Earlier this week, the Indian Space Research Organisation (Isro) received the Nasa-Isro Sar (Nisar) satellite from US space agency Nasa, “setting the stage for final integration of the Earth observation satellite,” tweeted the US Consulate in Chennai. This is a major milestone for the US-India space collaboration plans.
The final integration will be carried out at the U.R. Rao Satellite Centre in Bengaluru, and Isro is looking to launch the satellite in 2024 from the Satish Dhawan Space Centre in Sriharikota, according to the Nasa website.
What’s Nisar?
Optimized for understanding Earth’s topography and managing natural resources, Nisar is a low-earth orbit observatory jointly developed by Nasa and Isro. Nisar is an acronym for the Nasa-Isro Sar mission, a one of its kind collaboration between the two space agencies, that aims to measure Earth’s changing ecosystems, and surfaces, including ice-covered ones, to provide information about natural hazards and rising sea levels.
Nisar will map the entire globe in 12 days and provide spatially and temporally consistent data to better understand Earth's effects of climate change. It is the first satellite mission to collect radar data in two microwave bandwidth regions, called the L-band and the S-band, and measure changes in Earth’s surface less than a centimetre across, the Nasa website explains. The Sar operates with the Sweep Sar technique to provide high-resolution data, according to Isro. It can penetrate clouds and darkness, enabling Nisar to collect data all day and throughout the year.
How can it help?
Human activities in high-risk areas that are prone to hazards such as sea level change, land subsidence, tsunamis, volcanoes, earthquakes and landslides are causing thousands of deaths and costing billions of dollars annually. Better predictions – leading to improved mitigation – can help save the planet from such events. Nisar can track even subtle changes which will help improve disaster response.
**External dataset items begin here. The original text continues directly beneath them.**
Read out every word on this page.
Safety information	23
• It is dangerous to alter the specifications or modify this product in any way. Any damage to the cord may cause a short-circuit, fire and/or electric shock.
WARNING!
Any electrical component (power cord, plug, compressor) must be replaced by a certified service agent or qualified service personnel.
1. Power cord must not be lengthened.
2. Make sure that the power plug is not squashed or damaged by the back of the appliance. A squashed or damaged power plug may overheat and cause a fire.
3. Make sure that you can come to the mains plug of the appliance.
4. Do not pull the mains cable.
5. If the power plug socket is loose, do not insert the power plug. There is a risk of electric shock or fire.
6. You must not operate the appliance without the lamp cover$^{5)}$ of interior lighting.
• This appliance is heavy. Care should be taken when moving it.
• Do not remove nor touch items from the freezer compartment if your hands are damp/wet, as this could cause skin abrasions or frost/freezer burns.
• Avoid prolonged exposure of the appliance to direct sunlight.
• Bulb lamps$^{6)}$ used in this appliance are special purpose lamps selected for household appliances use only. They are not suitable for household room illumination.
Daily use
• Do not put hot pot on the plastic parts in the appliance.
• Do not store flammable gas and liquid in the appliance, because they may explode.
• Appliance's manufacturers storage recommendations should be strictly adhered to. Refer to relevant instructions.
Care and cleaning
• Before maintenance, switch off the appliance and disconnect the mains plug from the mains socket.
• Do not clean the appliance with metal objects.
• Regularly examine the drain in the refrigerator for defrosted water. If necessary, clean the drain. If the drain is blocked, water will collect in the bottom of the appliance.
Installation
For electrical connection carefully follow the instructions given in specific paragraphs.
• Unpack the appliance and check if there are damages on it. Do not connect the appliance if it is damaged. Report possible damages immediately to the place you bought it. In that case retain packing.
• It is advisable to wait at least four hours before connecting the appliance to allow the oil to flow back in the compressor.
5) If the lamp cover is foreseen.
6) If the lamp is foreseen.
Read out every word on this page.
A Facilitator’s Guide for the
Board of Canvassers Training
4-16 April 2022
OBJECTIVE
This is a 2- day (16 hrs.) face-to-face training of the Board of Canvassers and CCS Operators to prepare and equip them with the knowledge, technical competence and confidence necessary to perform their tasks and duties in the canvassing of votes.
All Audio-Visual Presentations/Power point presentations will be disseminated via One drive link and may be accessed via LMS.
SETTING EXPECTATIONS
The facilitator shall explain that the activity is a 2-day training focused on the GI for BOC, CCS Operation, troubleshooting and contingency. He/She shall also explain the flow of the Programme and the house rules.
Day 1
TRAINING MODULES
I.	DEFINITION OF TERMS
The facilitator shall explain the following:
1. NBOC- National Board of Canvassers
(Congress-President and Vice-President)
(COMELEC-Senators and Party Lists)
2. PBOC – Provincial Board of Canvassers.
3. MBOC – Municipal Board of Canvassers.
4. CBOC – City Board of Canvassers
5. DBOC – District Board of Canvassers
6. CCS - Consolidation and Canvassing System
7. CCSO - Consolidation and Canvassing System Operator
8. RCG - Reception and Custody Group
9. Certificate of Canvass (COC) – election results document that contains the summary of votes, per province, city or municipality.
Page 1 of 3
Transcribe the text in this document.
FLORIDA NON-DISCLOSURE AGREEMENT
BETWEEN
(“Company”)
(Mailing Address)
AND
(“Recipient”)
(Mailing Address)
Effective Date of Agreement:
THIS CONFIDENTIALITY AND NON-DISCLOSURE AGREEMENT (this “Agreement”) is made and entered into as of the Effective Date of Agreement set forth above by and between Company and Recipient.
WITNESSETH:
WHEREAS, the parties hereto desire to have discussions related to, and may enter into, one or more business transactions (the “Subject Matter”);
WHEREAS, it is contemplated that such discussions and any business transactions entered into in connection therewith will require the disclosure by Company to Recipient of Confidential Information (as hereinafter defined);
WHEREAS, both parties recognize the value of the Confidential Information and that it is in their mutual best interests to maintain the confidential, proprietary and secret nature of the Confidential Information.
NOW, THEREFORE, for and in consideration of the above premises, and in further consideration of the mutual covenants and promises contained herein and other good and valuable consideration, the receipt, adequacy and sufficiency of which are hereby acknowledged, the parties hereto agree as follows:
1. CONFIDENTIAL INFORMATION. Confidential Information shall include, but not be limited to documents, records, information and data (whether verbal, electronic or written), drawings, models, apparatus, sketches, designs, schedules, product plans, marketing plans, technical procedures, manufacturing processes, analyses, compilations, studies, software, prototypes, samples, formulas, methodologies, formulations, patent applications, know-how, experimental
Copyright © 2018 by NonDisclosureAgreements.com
Furthermore, Nisar's data will be open access, allowing policymakers across the world to “use them for scientific, societal and commercial goals.” It will also save pre-disaster images that can be accessed to quickly understand how the disaster occurred, leading to the development of “actionable applications” such as water resource monitoring.
A survey by the US National Academy of Science of Earth in 2017, called the Earth Science Decadal Survey, outlined observation priorities for Nasa for the next decade. One of the main objectives was collecting data and enhancing insight into three Earth science domains: ecosystems, deformation of Earth's crust and cryospheric sciences. Isro-Nasa’s partnership emerged as a response to this survey, according to the US space agency.
On 30 September, 2014, Nasa and Isro signed a partnership to collaborate on and launch Nisar. While Nasa brought in the “L-band synthetic aperture radar, a high-rate communication subsystem for science data, GPS receivers, a solid-state recorder and payload data subsystem,” according to its official website, Isro is providing the “spacecraft bus, the S-band radar, the launch vehicle and associated launch services.”
Along with monitoring the use of natural resources, and Earth’s changing surfaces, Nisar will keep an eye at changes in surface motions that can identify and predict catastrophic events, determine how varying biomass contributes to the global carbon budget, help better understand land use, shed light on how climate and ice masses are linked and measure changes in permafrost and surface melting, track flow rates of glaciers, and monitor changes in groundwater in vulnerable arid regions to provide insight into the changes occurring below the ground and its consequences.